BOSTON - The fine line the Knicks run with the excitable J.R. Smith is that they want him to keep his emotions in check without sacrificing any of his intensity.
The two competing facets of Smith's unique game came to a head late in Game 3 on Friday night when he appeared to intentionally swing his elbow at Jason Terry, hitting the Celtics guard in the head. That prompted Smith's immediate ejection.
As Smith left the court, Knicks coach Mike Woodson said he told Smith that he's "just got to keep his cool." The Knicks were fortunate that Smith -- their second-best scoring option -- was ejected late in a game that already was virtually decided, limiting its potential impact.
On Saturday, after going through a tape session with his players at the team hotel, Woodson reiterated the message he's been preaching all season about players keeping their emotions in check on the court, adding that he's "always in J.R.'s ear" on the subject.
But the Knicks' coach stopped short of publicly criticizing Smith for this specific play.
Instead, after watching it on tape, Woodson suggested that Smith's flagrant 2 foul wasn't as bad as it might have seemed. "I don't think he was trying to hurt anyone last night," he said before the suspension was announced. "It looked like a basketball player trying to clear space to me."

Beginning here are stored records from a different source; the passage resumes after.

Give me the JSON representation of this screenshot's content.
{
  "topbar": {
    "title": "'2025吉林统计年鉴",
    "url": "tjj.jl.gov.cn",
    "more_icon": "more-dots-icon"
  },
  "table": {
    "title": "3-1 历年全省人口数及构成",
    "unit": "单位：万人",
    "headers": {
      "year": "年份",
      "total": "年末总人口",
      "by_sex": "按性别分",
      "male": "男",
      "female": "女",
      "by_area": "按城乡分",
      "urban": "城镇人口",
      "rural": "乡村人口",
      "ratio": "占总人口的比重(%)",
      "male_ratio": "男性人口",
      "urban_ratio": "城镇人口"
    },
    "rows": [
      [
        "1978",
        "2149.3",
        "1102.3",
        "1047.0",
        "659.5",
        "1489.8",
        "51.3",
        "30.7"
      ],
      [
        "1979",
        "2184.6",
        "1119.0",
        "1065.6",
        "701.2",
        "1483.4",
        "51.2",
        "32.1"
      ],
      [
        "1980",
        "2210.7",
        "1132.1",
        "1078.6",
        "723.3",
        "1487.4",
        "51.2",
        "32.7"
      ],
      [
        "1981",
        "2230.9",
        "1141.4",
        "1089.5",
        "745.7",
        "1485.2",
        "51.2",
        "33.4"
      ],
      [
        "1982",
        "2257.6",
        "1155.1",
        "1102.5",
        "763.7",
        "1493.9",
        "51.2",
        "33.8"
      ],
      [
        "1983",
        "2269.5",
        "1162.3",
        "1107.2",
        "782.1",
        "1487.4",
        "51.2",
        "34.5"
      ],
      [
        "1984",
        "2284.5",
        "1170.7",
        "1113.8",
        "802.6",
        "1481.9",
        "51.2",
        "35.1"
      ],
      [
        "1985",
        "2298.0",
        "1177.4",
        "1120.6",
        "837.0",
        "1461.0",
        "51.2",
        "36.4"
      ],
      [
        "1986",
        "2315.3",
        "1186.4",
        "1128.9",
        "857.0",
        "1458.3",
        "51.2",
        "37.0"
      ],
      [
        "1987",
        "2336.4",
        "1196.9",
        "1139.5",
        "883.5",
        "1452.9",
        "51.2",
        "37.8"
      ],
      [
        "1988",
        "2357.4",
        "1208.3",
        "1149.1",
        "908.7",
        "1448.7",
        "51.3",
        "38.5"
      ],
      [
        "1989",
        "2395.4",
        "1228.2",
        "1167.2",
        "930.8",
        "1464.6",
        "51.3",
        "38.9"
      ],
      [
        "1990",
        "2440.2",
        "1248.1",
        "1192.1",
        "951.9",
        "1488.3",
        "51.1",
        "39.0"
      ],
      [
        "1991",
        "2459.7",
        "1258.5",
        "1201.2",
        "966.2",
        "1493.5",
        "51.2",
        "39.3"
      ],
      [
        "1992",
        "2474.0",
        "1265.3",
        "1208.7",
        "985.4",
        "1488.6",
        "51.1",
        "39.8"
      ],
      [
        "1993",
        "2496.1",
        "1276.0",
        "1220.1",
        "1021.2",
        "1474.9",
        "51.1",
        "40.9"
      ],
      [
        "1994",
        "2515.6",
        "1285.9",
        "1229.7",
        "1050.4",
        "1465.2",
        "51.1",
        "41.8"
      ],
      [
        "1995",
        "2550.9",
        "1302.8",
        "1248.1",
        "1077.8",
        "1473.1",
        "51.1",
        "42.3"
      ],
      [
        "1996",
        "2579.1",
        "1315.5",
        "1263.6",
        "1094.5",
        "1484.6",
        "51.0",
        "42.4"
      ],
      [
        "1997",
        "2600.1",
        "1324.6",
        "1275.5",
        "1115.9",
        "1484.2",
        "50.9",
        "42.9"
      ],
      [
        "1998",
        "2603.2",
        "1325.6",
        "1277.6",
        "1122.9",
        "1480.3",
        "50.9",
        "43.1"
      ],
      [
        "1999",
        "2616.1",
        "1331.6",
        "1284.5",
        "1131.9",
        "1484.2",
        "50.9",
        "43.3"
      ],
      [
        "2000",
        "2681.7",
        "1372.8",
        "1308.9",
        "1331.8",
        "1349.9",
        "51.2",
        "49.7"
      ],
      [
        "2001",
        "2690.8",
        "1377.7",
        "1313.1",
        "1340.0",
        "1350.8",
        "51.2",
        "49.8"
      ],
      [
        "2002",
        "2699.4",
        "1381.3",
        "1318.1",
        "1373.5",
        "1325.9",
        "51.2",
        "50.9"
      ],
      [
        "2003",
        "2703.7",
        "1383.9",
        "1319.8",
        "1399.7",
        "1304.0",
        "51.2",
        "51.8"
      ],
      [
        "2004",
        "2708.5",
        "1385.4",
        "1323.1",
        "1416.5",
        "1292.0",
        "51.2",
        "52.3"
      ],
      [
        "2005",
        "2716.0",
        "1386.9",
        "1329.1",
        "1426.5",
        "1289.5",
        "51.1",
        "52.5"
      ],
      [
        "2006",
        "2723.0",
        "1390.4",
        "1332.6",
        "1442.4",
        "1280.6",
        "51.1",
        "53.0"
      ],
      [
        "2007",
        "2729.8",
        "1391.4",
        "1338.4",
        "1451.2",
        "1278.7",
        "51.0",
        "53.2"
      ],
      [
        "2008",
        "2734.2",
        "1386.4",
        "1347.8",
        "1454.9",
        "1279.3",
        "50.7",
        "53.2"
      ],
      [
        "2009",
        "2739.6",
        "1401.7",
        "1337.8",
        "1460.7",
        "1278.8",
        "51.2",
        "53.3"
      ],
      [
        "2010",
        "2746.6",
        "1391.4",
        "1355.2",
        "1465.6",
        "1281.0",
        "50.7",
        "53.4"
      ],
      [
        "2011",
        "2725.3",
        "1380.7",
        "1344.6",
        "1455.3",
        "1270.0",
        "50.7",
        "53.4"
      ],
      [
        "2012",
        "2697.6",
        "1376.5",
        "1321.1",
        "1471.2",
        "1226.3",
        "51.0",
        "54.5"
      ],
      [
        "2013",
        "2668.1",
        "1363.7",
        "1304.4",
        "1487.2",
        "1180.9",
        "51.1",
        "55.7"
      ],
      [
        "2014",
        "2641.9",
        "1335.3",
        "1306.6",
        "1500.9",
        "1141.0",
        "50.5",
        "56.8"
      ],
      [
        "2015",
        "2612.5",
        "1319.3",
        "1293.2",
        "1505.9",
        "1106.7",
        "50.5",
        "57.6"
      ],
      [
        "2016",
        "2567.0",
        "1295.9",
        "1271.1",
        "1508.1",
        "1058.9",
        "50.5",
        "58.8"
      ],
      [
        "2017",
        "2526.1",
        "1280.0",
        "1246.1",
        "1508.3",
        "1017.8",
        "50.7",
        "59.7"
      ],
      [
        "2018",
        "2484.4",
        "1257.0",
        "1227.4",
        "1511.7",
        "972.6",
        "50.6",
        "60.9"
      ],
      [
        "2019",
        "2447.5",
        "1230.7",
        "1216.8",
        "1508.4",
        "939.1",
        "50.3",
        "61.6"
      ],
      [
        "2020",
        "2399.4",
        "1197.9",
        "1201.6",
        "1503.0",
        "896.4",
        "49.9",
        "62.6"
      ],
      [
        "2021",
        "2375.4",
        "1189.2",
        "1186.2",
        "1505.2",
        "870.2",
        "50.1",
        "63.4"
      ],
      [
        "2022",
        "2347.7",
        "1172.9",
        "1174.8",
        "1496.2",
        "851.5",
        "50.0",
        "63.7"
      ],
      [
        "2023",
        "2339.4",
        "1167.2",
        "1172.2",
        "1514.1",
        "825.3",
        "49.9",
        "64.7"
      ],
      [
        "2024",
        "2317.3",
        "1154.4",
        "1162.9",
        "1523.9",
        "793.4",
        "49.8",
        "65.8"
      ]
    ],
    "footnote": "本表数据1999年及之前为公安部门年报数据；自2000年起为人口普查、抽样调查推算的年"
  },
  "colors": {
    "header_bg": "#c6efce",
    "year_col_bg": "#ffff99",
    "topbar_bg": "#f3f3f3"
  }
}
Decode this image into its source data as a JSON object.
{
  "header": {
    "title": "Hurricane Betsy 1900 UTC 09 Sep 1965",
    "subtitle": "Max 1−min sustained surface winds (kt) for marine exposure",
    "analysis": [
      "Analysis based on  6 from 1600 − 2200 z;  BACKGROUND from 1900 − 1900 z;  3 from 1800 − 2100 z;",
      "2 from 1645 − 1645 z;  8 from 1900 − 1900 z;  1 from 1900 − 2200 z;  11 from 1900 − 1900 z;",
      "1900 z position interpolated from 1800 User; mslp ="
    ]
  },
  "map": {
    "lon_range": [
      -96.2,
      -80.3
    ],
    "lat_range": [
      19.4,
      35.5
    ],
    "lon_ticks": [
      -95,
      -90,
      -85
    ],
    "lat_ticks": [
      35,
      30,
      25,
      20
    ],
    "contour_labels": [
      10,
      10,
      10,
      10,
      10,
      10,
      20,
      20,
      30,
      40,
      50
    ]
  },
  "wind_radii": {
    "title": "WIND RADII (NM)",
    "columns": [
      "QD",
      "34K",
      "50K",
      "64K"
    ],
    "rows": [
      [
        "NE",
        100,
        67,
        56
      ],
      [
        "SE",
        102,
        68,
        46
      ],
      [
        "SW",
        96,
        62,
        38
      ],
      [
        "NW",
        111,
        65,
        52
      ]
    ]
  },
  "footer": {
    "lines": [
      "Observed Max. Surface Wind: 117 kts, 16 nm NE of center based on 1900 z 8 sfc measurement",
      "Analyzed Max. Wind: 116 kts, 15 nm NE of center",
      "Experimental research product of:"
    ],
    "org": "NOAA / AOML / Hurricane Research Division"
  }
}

Smith wasn't available for comment yesterday but said after the game that he was trying to induce contact and draw a foul and didn't mean to hit Terry.
The Celtics saw it differently, of course. Coach Doc Rivers said after the game, "I wish I was still playing," presumably so he could have taken care of the situation on the court.
Woodson opted not to respond to that comment. "Doc and I are good friends," he said. "He speaks his mind and I'm going to speak mine and we'll keep it moving."
Before the suspension was announced, Smith's teammates also came to his defense.
Tyson Chandler said he didn't see Smith's elbow-swing as a sign of immaturity but as a hard basketball play in a tense game.
"It was kind of a heat-of-the-moment thing and trying to create space," Chandler said. "And it looked bad . . . I don't think his intentions were the way they seemed."
Carmelo Anthony said Smith "felt bad" about getting himself ejected from a playoff game and expressed that sentiment to his teammates afterward.
"To us, he handled it the right way," Anthony said. "He said what he had to say to us . . . We accepted and we moved on."
To Smith's credit, he walked away immediately after Terry went down on the court, so the situation never really had a chance to escalate.
"He obviously didn't expect to get tossed out of the game, but it's a learning experience because we need him on the floor," Chandler said. "And he's one of our big-time scorers and threats. He understands that."
Added Woodson, "Sometimes during the heat of the battle, things happen on the court. That's basketball. That happens. But it can't fester and linger on. We just have to keep it moving and get ready for the next game and the next possession."